I'm putting together a TCPServer in Ruby 3.0.2 and I'm finding that I can't seem to read the entire packet without blocking (until the socket is closed).
Edit: There was some confusion on what I was trying to do - my bad - so just to help clarify: I wanted to read everything that had been sent over the TCP connection so far. (end edit)
My first try was:
#!/snap/bin/ruby
require 'socket'
server = TCPServer.new('localhost', 4200)
loop {
Thread.start(server.accept) do |connection|
puts connection.gets # The important line
end
}
But that hangs until the client closes the connection. Okay, so I take a look at connection.methods
, and the ruby docs and try a bunch of options that seem promising. Basically, there is two types of read methods: blocking and nonblocking.
The blocking methods that I tried are .read
, .gets
, .readlines
, .readline
, .recv
, and .recvmsg
. Now .read
, .readlines
, and .gets
all hang (until the socket is closed) - so that's not helpful.
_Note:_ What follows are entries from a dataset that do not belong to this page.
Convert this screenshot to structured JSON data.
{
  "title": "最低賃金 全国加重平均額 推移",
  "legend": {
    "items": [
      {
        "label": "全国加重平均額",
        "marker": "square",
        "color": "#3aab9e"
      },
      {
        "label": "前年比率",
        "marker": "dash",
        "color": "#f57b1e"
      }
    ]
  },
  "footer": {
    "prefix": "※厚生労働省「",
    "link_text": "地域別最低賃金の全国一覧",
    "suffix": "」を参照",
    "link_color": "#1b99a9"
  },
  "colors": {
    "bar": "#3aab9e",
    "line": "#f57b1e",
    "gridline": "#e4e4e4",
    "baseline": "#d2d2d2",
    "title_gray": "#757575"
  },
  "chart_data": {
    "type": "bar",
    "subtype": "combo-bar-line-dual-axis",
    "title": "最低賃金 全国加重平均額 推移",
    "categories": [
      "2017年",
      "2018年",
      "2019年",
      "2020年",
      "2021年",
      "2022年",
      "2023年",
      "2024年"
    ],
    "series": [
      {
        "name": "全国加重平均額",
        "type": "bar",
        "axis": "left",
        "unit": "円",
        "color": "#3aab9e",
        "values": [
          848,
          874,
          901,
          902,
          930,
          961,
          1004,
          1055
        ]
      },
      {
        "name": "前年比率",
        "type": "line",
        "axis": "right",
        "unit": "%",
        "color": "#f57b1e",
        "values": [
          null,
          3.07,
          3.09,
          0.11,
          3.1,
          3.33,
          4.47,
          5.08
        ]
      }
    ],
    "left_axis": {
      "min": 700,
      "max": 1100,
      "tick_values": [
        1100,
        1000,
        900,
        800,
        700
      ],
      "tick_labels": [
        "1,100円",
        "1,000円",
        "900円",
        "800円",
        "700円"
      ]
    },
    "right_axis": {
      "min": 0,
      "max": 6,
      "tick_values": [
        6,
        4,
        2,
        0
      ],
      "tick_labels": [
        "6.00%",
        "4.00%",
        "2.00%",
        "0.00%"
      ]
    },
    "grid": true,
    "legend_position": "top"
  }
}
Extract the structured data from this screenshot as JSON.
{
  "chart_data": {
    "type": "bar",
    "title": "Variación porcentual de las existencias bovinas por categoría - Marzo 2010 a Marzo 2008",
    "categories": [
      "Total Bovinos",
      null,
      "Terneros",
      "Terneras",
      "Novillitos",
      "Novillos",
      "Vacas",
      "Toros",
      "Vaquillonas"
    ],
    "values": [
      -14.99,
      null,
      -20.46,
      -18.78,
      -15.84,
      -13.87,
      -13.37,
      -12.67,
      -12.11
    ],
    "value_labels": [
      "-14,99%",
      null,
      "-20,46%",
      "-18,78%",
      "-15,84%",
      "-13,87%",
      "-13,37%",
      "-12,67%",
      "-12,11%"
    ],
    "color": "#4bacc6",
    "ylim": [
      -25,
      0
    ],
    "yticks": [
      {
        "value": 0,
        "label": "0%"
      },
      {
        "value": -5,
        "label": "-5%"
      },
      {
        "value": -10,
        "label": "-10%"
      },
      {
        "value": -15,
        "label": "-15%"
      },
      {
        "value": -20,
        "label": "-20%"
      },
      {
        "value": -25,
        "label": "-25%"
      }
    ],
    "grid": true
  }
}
The other ones (eg. .readline
, the recv
methods) don't read the entire message. Now, I could read each line until I see an empty line and parse the HTTP header from there. But there's got to be a better way; I don't want to have to worry about getting a corrupted message and hanging because I didn't read an empty line at the end of the header.
So I went looking at the non-blocking options. Specifically .recv_nonblock
and .recvmsg_nonblock
. Both of these throw errors (Resource temporarily unavailable - recvfrom(2) would block and Resource temporarily unavailable - recvmsg(2) respectively).
Any ideas on what could be going on? I think it has something to with me using Ruby 3, because trying out the code on Ruby 2.5, client.gets
returns a line (doesn't hang), although .readlines
does hang - so not sure what's going on.
Ideally, I could just call something along the lines of client.get_message
and I would get the entire message that has been sent, but I'd also be okay with working at the TCP level and getting the packet size, reading that size, and reconstructing the message from there.